Unsubscribes made difficult
- laura
- Best practices
- June 7, 2008
Dennis blogs about his experience trying to unsubscribe from classmates.com list over on deliverability.com. His experience touches on a number of points I have discussed recently.
Dennis initially signed up for a free account at classmates.com around 10 years ago, but has asked to be unsubscribed multiple times. Recently classmates reactivated his subscription again, sending him marketing mail he did not want. Reactivating subscriptions is an extremely bad idea. Not only is it a CAN-SPAM violation to send mail after an unsubscribe has been received, but senders really end up annoying recipients by doing this. Think about it, these are people who have actively told the sender that they do not want mail, and the sender goes out and decides to override the recipients wishes.
I can only imagine how horrible the delivery for this mailing was. ISPs measure how many non-existent addresses senders attempt and mailing a list that has addresses accreted over 10 years is going to have a massive number of dead addresses. Not that many people have the same address now that they did 10 years ago. Some of those dead addresses are probably now being used as spamtraps by the ISPs, another hit to delivery rates. Finally, there are the complaint rates to consider.
For those people who received the mail and want to unsubscribe, Classmates.com does everything possible to discourage that. Dennis describes the process he went through.

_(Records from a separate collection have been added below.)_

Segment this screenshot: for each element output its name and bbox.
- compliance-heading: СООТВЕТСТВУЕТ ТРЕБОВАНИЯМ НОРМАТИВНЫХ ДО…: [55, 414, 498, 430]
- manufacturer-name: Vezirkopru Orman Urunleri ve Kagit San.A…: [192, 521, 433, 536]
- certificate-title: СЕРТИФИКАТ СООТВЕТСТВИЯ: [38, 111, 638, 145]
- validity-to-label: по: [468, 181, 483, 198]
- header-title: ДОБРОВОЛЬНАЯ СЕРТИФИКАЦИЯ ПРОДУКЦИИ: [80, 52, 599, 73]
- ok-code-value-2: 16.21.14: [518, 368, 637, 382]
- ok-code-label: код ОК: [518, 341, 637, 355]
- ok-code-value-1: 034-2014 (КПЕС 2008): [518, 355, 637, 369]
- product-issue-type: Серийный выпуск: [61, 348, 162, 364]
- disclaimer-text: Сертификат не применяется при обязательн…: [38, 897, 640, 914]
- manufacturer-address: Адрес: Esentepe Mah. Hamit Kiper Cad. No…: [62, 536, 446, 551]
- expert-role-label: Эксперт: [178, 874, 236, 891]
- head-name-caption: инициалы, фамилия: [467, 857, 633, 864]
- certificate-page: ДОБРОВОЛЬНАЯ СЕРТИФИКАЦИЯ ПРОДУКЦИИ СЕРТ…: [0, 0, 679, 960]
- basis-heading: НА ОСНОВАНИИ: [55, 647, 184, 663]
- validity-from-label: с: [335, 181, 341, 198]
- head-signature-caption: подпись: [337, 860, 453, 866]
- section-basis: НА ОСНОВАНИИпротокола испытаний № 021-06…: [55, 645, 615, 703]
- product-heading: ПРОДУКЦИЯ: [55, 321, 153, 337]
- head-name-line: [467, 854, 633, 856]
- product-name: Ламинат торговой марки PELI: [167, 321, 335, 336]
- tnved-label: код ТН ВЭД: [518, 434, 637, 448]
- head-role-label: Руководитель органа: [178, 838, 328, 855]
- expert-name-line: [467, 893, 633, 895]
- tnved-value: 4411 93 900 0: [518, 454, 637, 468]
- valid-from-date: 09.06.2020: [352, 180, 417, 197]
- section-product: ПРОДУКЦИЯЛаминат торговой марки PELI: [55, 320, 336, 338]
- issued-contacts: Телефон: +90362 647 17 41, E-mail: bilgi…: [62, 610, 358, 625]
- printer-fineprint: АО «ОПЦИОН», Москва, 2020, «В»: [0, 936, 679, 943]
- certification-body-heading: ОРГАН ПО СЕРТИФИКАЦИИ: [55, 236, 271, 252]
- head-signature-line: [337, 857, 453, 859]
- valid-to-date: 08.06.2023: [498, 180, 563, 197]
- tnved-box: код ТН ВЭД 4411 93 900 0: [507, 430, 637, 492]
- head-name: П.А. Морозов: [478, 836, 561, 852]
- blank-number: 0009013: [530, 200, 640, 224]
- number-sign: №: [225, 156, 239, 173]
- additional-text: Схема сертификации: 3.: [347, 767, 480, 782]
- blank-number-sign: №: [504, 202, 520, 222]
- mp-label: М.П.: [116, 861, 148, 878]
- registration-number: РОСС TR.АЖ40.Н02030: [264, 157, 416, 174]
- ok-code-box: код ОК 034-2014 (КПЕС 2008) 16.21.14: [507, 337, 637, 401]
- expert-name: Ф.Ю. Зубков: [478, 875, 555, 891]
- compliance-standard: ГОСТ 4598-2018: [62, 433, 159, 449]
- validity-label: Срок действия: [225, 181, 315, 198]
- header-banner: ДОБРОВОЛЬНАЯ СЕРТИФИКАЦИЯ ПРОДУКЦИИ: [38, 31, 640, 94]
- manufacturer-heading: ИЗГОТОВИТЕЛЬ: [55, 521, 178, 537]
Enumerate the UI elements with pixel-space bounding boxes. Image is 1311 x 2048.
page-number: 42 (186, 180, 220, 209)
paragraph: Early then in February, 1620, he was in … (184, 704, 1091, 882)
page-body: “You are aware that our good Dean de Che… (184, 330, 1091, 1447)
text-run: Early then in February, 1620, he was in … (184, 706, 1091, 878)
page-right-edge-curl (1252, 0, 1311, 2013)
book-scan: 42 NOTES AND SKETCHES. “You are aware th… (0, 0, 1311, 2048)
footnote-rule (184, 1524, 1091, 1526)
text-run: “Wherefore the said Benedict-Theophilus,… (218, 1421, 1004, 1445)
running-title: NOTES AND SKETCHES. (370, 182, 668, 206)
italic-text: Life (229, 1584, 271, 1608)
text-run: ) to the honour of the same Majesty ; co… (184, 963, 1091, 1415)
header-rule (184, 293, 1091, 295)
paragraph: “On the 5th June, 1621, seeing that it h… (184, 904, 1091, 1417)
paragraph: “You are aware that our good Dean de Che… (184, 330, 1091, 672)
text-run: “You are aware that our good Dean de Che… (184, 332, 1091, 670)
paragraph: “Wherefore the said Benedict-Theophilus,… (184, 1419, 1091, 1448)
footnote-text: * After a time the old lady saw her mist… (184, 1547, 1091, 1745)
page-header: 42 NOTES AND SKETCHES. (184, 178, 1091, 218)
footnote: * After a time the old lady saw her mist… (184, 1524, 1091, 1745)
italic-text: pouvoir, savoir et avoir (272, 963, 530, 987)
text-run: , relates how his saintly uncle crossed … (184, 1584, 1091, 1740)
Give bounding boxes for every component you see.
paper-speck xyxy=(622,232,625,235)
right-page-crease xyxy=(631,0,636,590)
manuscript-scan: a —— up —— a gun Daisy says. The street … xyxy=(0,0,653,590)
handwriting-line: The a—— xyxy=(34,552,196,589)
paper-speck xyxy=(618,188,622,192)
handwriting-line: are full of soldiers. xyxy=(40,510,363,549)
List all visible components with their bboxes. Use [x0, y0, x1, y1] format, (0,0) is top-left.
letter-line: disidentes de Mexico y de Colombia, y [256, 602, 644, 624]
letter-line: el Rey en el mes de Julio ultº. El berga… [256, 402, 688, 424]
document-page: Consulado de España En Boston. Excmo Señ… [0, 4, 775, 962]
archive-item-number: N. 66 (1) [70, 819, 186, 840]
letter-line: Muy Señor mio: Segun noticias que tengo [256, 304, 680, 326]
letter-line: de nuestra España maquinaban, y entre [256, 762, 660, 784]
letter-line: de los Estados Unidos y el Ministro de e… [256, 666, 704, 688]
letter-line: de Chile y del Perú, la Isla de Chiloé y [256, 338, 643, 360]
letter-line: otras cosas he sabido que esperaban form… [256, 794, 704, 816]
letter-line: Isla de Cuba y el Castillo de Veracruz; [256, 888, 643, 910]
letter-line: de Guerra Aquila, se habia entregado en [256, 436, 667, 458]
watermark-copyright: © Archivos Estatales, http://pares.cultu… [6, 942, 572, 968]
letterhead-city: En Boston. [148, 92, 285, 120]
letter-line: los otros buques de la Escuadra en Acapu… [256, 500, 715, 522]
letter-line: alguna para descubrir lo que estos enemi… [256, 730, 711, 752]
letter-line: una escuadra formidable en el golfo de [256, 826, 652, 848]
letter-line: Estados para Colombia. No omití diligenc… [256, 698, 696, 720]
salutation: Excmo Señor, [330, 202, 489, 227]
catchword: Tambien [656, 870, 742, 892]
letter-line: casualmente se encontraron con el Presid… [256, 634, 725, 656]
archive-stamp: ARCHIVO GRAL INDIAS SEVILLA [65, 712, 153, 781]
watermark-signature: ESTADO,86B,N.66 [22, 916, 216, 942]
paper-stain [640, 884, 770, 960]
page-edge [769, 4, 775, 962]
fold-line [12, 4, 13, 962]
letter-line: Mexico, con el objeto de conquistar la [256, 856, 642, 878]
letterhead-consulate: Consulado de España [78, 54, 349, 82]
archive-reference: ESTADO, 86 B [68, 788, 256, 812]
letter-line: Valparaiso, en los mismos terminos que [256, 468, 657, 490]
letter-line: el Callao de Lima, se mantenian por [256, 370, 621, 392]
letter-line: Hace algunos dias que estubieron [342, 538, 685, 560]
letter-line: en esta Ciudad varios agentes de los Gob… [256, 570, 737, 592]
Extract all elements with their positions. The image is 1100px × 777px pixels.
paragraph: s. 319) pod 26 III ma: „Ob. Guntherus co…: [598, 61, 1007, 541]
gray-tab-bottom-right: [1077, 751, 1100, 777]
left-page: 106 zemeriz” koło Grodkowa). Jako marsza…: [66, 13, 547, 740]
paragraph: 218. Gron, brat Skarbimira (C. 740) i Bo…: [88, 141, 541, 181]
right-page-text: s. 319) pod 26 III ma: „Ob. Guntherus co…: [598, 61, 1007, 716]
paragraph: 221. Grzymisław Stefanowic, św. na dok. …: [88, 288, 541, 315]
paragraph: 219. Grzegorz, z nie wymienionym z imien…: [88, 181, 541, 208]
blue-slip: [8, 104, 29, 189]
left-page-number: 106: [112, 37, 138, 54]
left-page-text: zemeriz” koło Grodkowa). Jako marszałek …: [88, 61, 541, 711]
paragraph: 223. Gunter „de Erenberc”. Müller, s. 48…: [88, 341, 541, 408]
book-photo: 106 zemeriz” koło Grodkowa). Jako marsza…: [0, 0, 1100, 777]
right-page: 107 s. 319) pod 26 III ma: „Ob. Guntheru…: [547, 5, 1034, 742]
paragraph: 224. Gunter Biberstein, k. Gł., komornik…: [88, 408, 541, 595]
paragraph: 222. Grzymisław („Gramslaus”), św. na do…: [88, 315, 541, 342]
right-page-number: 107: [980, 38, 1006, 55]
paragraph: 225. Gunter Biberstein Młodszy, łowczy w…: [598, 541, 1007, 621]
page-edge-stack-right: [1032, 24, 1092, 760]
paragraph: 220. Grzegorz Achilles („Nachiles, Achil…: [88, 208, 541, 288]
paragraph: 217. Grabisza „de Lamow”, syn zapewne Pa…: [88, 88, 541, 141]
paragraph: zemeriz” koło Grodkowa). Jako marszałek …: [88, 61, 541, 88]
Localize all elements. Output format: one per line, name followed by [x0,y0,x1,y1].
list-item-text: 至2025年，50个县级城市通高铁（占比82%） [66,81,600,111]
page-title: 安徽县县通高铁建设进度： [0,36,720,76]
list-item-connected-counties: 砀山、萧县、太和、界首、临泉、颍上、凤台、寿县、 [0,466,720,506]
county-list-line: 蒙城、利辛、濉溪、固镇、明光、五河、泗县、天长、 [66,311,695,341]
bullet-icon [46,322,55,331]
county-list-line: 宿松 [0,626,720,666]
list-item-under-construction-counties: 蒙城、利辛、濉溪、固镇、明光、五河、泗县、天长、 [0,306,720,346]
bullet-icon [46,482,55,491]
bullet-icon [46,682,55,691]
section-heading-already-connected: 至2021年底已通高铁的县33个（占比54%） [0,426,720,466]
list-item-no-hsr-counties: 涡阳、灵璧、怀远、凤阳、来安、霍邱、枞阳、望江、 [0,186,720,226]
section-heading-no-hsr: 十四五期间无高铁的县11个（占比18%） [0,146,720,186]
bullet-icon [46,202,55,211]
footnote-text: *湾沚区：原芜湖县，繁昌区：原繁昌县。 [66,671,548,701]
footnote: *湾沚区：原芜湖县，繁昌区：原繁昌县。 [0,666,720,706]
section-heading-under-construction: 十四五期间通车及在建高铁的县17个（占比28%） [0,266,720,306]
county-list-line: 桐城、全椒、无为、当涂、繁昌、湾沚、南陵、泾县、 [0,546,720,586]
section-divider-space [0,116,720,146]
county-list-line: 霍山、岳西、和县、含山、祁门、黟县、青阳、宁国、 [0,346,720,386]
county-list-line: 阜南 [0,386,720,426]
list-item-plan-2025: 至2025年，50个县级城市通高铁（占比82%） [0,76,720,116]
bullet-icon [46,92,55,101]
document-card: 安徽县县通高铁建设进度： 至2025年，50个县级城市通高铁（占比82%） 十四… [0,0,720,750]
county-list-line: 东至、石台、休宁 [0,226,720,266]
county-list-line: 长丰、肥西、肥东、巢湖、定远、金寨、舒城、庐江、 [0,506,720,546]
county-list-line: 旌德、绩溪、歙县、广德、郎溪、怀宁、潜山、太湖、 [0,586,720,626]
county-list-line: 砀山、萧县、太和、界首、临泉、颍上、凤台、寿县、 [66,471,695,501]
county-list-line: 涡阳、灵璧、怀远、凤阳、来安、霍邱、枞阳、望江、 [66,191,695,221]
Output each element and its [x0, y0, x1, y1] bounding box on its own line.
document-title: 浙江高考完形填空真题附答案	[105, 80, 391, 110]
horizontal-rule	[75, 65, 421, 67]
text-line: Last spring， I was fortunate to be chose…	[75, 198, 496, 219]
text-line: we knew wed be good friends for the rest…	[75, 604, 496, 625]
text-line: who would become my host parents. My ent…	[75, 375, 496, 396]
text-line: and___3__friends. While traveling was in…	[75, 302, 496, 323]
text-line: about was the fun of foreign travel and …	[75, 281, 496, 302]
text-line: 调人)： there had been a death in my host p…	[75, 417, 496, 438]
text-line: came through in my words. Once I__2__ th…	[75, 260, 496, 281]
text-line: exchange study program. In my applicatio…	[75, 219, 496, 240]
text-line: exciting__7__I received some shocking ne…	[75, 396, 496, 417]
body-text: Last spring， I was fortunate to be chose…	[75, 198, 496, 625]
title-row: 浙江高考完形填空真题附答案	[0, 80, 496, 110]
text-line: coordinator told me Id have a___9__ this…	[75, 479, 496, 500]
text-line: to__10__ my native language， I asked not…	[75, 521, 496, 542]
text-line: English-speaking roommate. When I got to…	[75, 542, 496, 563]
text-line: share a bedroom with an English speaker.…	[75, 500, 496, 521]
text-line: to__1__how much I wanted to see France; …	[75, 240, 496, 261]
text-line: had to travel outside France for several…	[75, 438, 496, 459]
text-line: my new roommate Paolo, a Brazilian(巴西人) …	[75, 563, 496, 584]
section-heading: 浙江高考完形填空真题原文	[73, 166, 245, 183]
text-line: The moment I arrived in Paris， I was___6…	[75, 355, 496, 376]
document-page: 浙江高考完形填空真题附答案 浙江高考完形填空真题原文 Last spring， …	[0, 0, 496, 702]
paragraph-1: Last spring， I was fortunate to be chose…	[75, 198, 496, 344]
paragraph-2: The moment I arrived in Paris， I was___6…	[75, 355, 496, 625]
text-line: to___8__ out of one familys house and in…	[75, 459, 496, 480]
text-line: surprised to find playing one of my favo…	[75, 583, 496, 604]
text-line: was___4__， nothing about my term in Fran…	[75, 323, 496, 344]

- I had to login to remove myself (not an email addy or usename, but some 9 digit number I didn’t recall)
- Got the “Verify the email on the website was right” page, click remove
- Got another page that said PLEASE DON’T leave us page with offers, click remove again
- finally presented with a you have been unsubscribed (again) and will take effect in ten (10) days.
Here again, we see Classmates.com with a CAN-SPAM violation. Granted, these are rules from the recent rulemaking, which has yet to take effect but this type of unsubscribe is prohibited in the future. Moving past that, it is clear the the intent of Classmates.com is to heavily discourage people from opting-out. This seems a common theme among marketers, keeping as many people on a list as possible. Given the current ways ISPs make blocking and filtering decisions, focusing on list size is not a good idea. Focus on the relationship, the engagement and creating value for recipients, let folks like classmates.com have the biggest list and the lowest delivery rates.